MATERIALS AND METHODS: A systematic handsearch of 50 dental journals with the highest Citation Index for 2008 identified articles reporting dental treatment with time-to-event statistics (included "case" articles, n = 95), without time-to-event statistics (active "control" articles, n = 91), and all other articles (passive "control" articles n = 6796). The included and active controls were read, identifying 43 English words across the title, aim and abstract, indicating that outcomes were studied over time. Once identified, these words were sought within the 6796 passive controls. Words were divided into six groups.

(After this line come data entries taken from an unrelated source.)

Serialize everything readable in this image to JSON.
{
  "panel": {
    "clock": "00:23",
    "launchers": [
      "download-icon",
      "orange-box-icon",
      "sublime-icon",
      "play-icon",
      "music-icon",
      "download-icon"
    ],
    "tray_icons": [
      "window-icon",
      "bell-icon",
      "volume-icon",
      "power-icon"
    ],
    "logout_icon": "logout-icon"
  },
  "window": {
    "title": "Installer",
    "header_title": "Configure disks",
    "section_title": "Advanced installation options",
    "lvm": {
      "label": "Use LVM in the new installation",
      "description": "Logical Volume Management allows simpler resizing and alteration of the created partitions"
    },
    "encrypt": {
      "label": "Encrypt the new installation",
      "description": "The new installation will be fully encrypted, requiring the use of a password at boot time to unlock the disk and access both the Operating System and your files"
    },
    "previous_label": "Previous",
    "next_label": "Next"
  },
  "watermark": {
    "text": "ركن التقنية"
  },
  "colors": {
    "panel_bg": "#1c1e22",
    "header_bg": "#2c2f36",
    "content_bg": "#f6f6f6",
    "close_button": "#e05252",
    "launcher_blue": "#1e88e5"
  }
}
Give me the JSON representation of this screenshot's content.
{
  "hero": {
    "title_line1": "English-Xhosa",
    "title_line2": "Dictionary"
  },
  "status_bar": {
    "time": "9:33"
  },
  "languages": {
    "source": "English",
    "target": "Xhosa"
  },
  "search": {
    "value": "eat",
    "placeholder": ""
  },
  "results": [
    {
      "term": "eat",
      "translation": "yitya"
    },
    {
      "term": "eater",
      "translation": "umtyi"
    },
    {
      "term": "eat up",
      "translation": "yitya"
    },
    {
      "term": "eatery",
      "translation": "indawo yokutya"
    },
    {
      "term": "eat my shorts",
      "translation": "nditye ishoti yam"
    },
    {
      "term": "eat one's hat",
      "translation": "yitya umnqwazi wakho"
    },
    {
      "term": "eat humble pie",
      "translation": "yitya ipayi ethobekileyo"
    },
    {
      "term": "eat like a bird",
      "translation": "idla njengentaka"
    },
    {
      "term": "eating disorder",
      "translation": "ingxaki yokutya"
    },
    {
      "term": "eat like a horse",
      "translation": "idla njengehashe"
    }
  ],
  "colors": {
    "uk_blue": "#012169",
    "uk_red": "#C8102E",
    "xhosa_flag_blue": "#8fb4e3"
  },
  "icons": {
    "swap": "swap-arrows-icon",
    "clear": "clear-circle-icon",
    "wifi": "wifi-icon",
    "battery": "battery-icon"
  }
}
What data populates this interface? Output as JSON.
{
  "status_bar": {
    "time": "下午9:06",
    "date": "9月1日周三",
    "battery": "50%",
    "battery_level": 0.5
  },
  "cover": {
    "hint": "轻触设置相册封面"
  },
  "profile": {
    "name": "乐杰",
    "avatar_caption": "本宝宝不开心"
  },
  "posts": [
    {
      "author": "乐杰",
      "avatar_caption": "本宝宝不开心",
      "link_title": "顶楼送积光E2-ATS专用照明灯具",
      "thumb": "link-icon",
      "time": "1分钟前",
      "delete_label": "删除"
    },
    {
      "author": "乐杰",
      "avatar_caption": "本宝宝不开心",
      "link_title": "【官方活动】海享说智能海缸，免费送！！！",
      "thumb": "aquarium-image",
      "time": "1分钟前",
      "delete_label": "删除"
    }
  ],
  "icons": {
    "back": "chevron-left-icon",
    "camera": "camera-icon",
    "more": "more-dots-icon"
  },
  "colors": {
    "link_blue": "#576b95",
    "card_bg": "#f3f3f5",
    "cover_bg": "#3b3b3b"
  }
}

Differences in use of words were analyzed with Pearson's chi-square across these six groups, and the three locations (title, aim, and abstract).

RESULTS: In the abstracts, included articles used group 1 (statistical technique) and group 2 (statistical terms) more frequently than the active and passive controls (group 1: 35%, 2%, 0.37%, P < 0.001 and group 2: 31%, 1%, 0.06%, P < 0.001). The included and active controls used group 3 (quasi-statistical) equally, but significantly more often than the passive controls (82%, 78%, 3.21%, P < 0.001). In the aims, use of target words was similar for included and active controls, but less frequent for groups 1-4 in the passive controls (P < 0.001). In the title, group 2 (statistical techniques) and groups 3-5 (outcomes) were similar for included and active controls, but groups 2 and 3 were less frequent in the passive controls (P < 0.001). Significantly more included articles used group 6 words (stating the study duration) (54%, 30%, P = 0.001).

CONCLUSION: All included articles used time-to-event analyses, but two-thirds did not include words to highlight this in the abstract. There is great variation in the words authors used to describe dental time-to-event outcomes. Electronic identification of such articles would be inconsistent, with low sensitivity and specificity. Authors should improve the reporting quality. Journals should allow sufficient space in abstracts to summarize research, and not impose unrealistic word limits. Readers should be mindful of these problems when searching for relevant articles. Additional research is required in this field.